London is currently focused on prepping for his AP exams, which begin next week, and staying in shape with runs, strength training, and frequent visits with his brothers to the batting cage his father installed at his office. He’s looking forward to the fall at Roger Williams University, where he hopes to study biology with an eye toward pre-med, and of course, baseball.

“Fall ball is an important part of the schedule in college, so I am really hoping we can start on time,” he said. “I don’t want a late start, especially as a freshman.”

“I hope we can all find a way to make up for this lost time,” he said. “It’s such an important part of our lives.”

Georgia MacDougall

When the school year was put on hold in mid-March with the rescheduling of April break and then subsequent extensions of the state stay-at-home order, the Mt. Hope Masqueraders were about halfway through preparations for the spring musical, “Legally Blonde.” Georgia, a four-year veteran of the Masqueraders was, for the first time, cast as the lead, Elle.

“What was so heartbreaking is the way it ended so abruptly,” she said. “When we walked out the doors that Friday, we had no idea that we wouldn’t be back.”

Unlike Parker’s hopes for a resumed baseball season, Georgia quickly realized there would be no making up lost rehearsal time. “The show is so dance heavy, it’s not possible to just pick up where we left off, especially if we can’t even work together.” Nick Mendillo, the Mt.

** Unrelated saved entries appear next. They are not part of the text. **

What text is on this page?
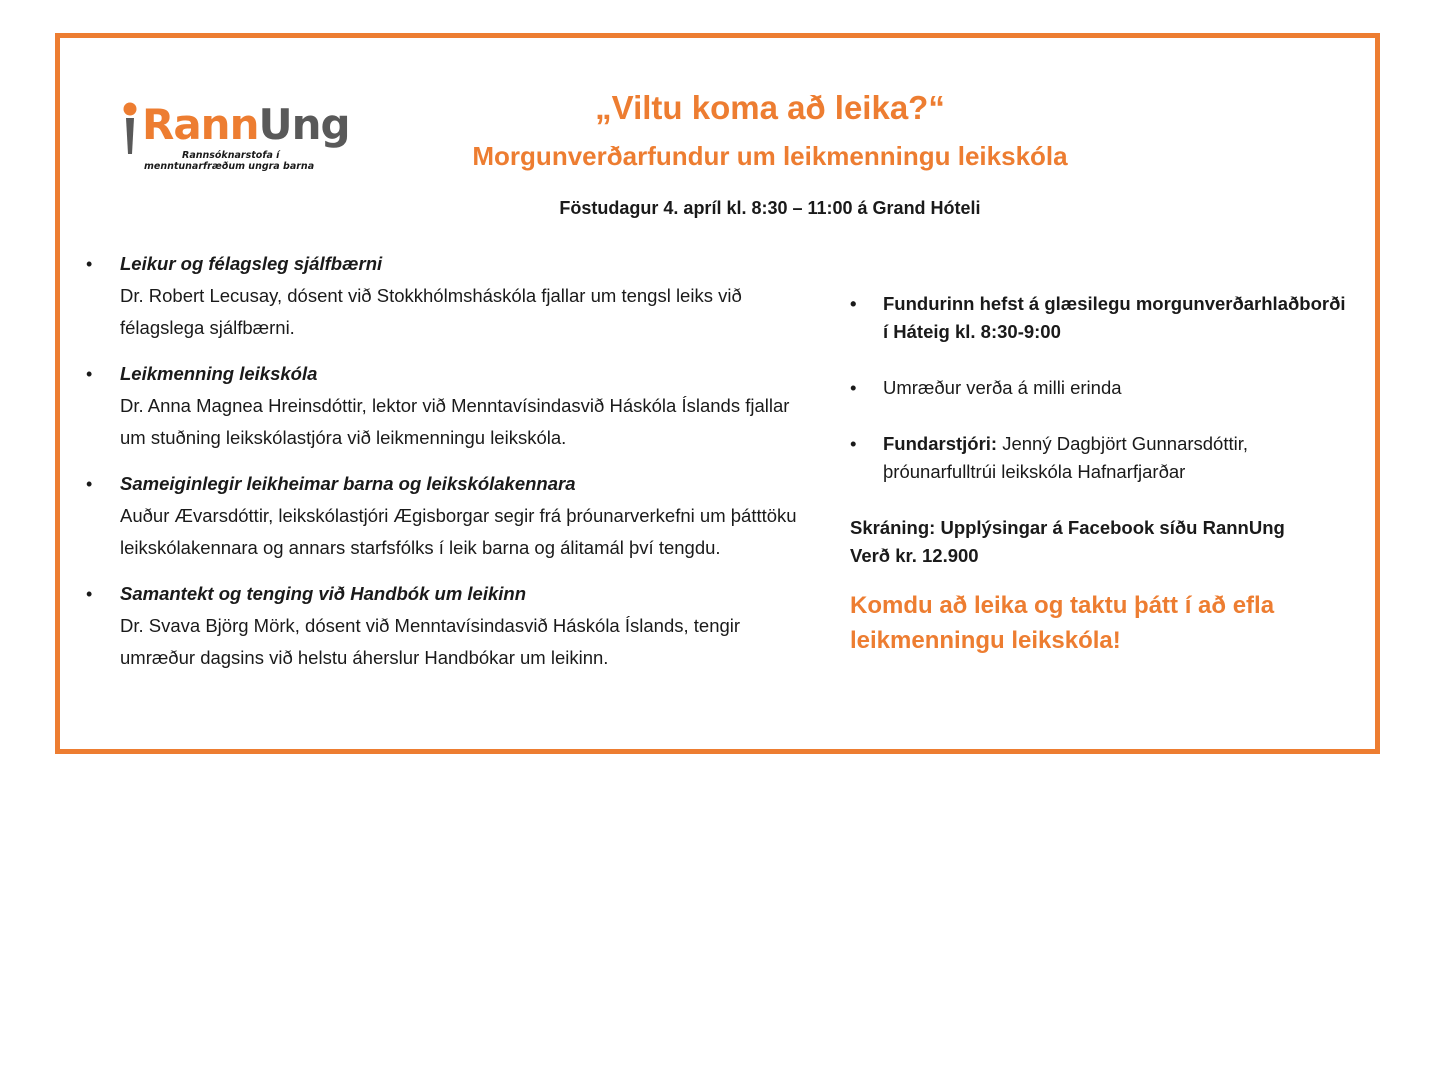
RannUng
Rannsóknarstofa í
menntunarfræðum ungra barna
„Viltu koma að leika?“
Morgunverðarfundur um leikmenningu leikskóla
Föstudagur 4. apríl kl. 8:30 – 11:00 á Grand Hóteli
• Leikur og félagsleg sjálfbærni
Dr. Robert Lecusay, dósent við Stokkhólmsháskóla fjallar um tengsl leiks við félagslega sjálfbærni.
• Leikmenning leikskóla
Dr. Anna Magnea Hreinsdóttir, lektor við Menntavísindasvið Háskóla Íslands fjallar um stuðning leikskólastjóra við leikmenningu leikskóla.
• Sameiginlegir leikheimar barna og leikskólakennara
Auður Ævarsdóttir, leikskólastjóri Ægisborgar segir frá þróunarverkefni um þátttöku leikskólakennara og annars starfsfólks í leik barna og álitamál því tengdu.
• Samantekt og tenging við Handbók um leikinn
Dr. Svava Björg Mörk, dósent við Menntavísindasvið Háskóla Íslands, tengir umræður dagsins við helstu áherslur Handbókar um leikinn.
• Fundurinn hefst á glæsilegu morgunverðarhlaðborði í Háteig kl. 8:30-9:00
• Umræður verða á milli erinda
• Fundarstjóri: Jenný Dagbjört Gunnarsdóttir, þróunarfulltrúi leikskóla Hafnarfjarðar
Skráning: Upplýsingar á Facebook síðu RannUng
Verð kr. 12.900
Komdu að leika og taktu þátt í að efla leikmenningu leikskóla!
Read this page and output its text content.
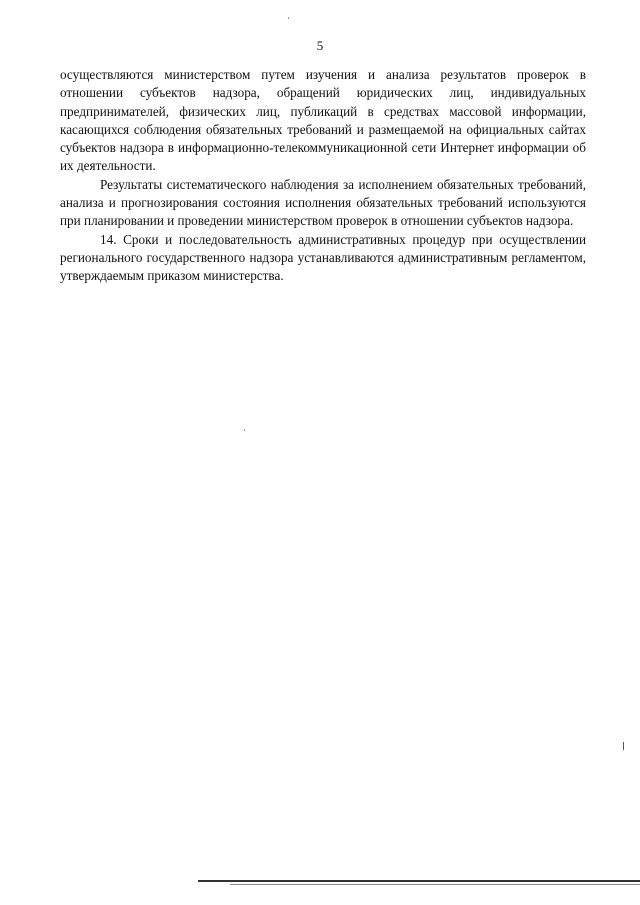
5

осуществляются министерством путем изучения и анализа результатов проверок в отношении субъектов надзора, обращений юридических лиц, индивидуальных предпринимателей, физических лиц, публикаций в средствах массовой информации, касающихся соблюдения обязательных требований и размещаемой на официальных сайтах субъектов надзора в информационно-телекоммуникационной сети Интернет информации об их деятельности.

Результаты систематического наблюдения за исполнением обязательных требований, анализа и прогнозирования состояния исполнения обязательных требований используются при планировании и проведении министерством проверок в отношении субъектов надзора.

14. Сроки и последовательность административных процедур при осуществлении регионального государственного надзора устанавливаются административным регламентом, утверждаемым приказом министерства.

Hope theater director, has organized a remote guitar accompaniment and the actors hope to put together a virtual performance featuring some of the songs from the program — a nice effort, but of course nothing can replace the experience of taking to the stage.

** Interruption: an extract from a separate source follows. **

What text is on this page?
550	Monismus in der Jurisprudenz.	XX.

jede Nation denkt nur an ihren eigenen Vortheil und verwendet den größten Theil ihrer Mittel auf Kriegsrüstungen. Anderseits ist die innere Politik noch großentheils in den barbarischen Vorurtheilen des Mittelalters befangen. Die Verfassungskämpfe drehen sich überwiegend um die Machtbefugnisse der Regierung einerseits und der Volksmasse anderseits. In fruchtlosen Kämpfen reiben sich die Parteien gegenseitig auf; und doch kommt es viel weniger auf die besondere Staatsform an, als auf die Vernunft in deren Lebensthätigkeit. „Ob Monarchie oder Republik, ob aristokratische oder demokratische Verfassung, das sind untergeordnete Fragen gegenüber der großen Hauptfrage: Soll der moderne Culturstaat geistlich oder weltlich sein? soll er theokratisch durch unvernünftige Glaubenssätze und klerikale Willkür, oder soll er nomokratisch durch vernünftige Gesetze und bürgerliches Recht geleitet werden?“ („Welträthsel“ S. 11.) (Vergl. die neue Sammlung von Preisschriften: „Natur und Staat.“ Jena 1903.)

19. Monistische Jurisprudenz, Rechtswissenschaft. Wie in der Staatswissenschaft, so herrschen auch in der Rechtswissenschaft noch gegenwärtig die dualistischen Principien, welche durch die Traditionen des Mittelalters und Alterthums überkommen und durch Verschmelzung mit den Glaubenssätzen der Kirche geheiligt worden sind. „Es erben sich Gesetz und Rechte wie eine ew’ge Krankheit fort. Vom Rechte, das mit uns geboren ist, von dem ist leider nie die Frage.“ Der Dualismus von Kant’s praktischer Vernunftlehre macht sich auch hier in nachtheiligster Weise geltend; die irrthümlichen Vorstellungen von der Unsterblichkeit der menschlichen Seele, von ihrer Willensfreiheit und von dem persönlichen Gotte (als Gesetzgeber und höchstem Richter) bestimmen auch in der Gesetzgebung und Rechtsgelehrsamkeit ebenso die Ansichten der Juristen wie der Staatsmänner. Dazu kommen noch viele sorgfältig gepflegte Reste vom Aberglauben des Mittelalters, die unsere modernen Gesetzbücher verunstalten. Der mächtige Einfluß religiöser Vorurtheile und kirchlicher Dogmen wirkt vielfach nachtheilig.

At this point, Georgia is mostly resigned to what’s happened, but like her classmates, is concerned about the impact of this crisis on her next steps. “At this point we are all missing out on something,” she said. “But we are becoming ok with it. I’m looking forward to going to Rhode Island College to study psychology, and I plan to continue with theater.”

“If I can even go to college.”

Madison Rodrigues

“We’ve spent 13 years of our lives together, and now we are trying to recreate a ceremony,” Madison, Mt. Hope’s DECA chapter president, said of working on the committee to reframe graduation. “But we know it won’t be what we all want.”

Madison is trying to stay busy, with schoolwork, dog-walking, and taking over the family grocery shopping, but, like the rest of the Class of 2020, senior spring is not looking anything like what she imagined. “The last day of school, that Friday, wasn’t even a full day,” she said. “It was a half day, and we did not know it would be our last.”

“Then around the middle of the next week I just had this sense that things would not be getting back to normal.”

She is coming to terms with graduation not being what she and her classmates had hoped for, though she admits she is still holding onto a sliver of hope, but that is fading as the days go on.

“There’s not much we can do.”

She is optimistic about some of the ideas going around that reimagine prom as a reunion that would happen late in the year or some time next year. She thinks that would be fun, as long as they can get it in somewhere.

She hopes the fall will see her moving her things onto campus at Roger Williams, where she hopes to pursue legal studies, but all that she knows at this point is that June orientations have been cancelled. Between now and then, she is wondering what form her summer job will take, as she has spent many summers with Herreshoff as both a sailing instructor and events assistant. Events are cancelled, but she hopes that some semblance of a sailing program will come together.

“We are all just hoping for some normalcy this summer.”